Gravity loading induces adenosine triphosphate release and phosphorylation of extracellular signal-regulated kinases in human periodontal ligament cells
Article first published online: 24 JUN 2013
© 2013 Wiley Publishing Asia Pty Ltd
Journal of Investigative and Clinical Dentistry
How to Cite
Ito, M., Arakawa, T., Okayama, M., Shitara, A., Mizoguchi, I. and Takuma, T. (2013), Gravity loading induces adenosine triphosphate release and phosphorylation of extracellular signal-regulated kinases in human periodontal ligament cells. Journal of Investigative and Clinical Dentistry. doi: 10.1111/jicd.12049
- Article first published online: 24 JUN 2013
- Manuscript Accepted: 23 FEB 2013
- Manuscript Received: 14 NOV 2012
- adenosine triphosphate release;
- extracellular signal-regulated kinases phosphorylation;
- gravity loading;
- P2Y receptor;
- periodontal ligament
The periodontal ligament (PDL) receives mechanical stress (MS) from dental occlusion or orthodontic tooth movement. Mechanical stress is thought to be a trigger for remodeling of the PDL and alveolar bone, although its signaling mechanism is still unclear. So we investigated the effect of MS on adenosine triphosphate (ATP) release and extracellular signal-regulated kinases (ERK) phosphorylation in PDL cells.
Mechanical stress was applied to human PDL cells as centrifugation-mediated gravity loading. Apyrase, Ca2+-free medium and purinergic receptor agonists and antagonists were utilized to analyze the contribution of purinergic receptors to ERK phosphorylation.
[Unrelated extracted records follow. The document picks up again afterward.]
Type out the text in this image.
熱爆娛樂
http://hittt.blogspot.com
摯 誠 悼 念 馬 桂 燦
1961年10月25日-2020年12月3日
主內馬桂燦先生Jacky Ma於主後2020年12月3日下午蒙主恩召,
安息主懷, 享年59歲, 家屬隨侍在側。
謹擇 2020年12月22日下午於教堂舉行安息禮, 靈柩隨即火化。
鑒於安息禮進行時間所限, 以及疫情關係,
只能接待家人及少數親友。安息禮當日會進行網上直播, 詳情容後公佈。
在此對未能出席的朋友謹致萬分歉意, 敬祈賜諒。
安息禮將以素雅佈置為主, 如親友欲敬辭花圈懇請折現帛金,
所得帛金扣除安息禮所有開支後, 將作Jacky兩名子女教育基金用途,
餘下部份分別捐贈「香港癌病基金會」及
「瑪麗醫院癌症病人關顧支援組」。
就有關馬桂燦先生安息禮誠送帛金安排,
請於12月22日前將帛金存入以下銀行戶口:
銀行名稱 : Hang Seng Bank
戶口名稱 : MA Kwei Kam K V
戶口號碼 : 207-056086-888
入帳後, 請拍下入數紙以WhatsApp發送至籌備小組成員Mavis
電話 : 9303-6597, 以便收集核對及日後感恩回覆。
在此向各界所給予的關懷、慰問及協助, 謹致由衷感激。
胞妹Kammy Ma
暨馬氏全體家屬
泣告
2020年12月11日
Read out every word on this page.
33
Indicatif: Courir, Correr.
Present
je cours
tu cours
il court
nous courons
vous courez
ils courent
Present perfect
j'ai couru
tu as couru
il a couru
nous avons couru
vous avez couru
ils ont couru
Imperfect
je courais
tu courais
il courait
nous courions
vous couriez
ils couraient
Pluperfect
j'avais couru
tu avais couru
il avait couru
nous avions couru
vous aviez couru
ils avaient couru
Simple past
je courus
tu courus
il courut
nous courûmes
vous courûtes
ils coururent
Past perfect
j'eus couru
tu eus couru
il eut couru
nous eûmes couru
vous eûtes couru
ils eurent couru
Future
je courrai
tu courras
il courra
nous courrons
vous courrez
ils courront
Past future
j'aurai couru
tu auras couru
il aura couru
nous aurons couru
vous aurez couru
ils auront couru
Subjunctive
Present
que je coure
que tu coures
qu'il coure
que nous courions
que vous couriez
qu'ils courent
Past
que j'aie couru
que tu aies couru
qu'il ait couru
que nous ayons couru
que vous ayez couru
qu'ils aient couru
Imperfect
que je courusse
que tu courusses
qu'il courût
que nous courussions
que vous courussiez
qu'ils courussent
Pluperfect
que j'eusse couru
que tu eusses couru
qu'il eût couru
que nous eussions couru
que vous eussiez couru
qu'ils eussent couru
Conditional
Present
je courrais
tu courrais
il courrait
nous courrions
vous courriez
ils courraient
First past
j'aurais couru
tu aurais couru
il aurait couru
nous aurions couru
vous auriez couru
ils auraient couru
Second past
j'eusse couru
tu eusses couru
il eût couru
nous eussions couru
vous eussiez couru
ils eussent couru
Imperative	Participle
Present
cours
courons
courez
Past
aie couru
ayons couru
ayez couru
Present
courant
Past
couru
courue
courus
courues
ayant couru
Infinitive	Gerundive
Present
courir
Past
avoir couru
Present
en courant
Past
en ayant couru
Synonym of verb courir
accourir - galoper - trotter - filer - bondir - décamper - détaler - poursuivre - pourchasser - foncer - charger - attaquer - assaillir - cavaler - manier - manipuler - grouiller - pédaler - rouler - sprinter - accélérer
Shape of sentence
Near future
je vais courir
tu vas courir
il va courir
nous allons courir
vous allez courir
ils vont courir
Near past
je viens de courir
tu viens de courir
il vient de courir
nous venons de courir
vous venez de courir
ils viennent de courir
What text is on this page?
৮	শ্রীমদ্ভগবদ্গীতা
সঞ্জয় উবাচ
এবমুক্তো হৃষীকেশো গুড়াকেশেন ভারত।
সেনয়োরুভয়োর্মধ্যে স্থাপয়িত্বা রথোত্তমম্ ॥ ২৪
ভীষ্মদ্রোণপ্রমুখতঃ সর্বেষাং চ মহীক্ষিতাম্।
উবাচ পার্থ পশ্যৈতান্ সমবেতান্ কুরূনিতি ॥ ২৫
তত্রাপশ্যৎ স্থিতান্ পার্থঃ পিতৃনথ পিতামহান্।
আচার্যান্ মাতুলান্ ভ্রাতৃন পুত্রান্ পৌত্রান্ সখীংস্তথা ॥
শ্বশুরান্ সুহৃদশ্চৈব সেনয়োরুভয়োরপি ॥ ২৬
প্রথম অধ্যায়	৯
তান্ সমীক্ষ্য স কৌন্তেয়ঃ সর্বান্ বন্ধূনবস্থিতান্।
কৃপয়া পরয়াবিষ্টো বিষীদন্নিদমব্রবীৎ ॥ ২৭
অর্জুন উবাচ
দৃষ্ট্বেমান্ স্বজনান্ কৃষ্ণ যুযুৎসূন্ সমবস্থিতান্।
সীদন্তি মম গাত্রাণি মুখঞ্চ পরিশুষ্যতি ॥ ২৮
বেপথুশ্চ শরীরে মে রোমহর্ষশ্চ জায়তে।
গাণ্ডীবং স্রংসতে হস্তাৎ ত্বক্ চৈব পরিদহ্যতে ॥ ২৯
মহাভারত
Gravity loading and ATP increased ERK phosphorylation by 5 and 2.5 times, respectively. Gravity loading induced ATP release from PDL cells by tenfold. Apyrase and suramin diminished ERK phosphorylation induced by both gravity loading and ATP. Under Ca2+-free conditions the phosphorylation by gravity loading was partially decreased, whereas ATP-induced phosphorylation was unaffected. Receptors P2Y4 and P2Y6 were prominently expressed in the PDL cells.
Gravity loading induced ATP release and ERK phosphorylation in PDL fibroblasts, and ATP signaling via P2Y receptors was partially involved in this phosphorylation, which in turn would enhance gene expression for the remodeling of PDL tissue during orthodontic tooth movement.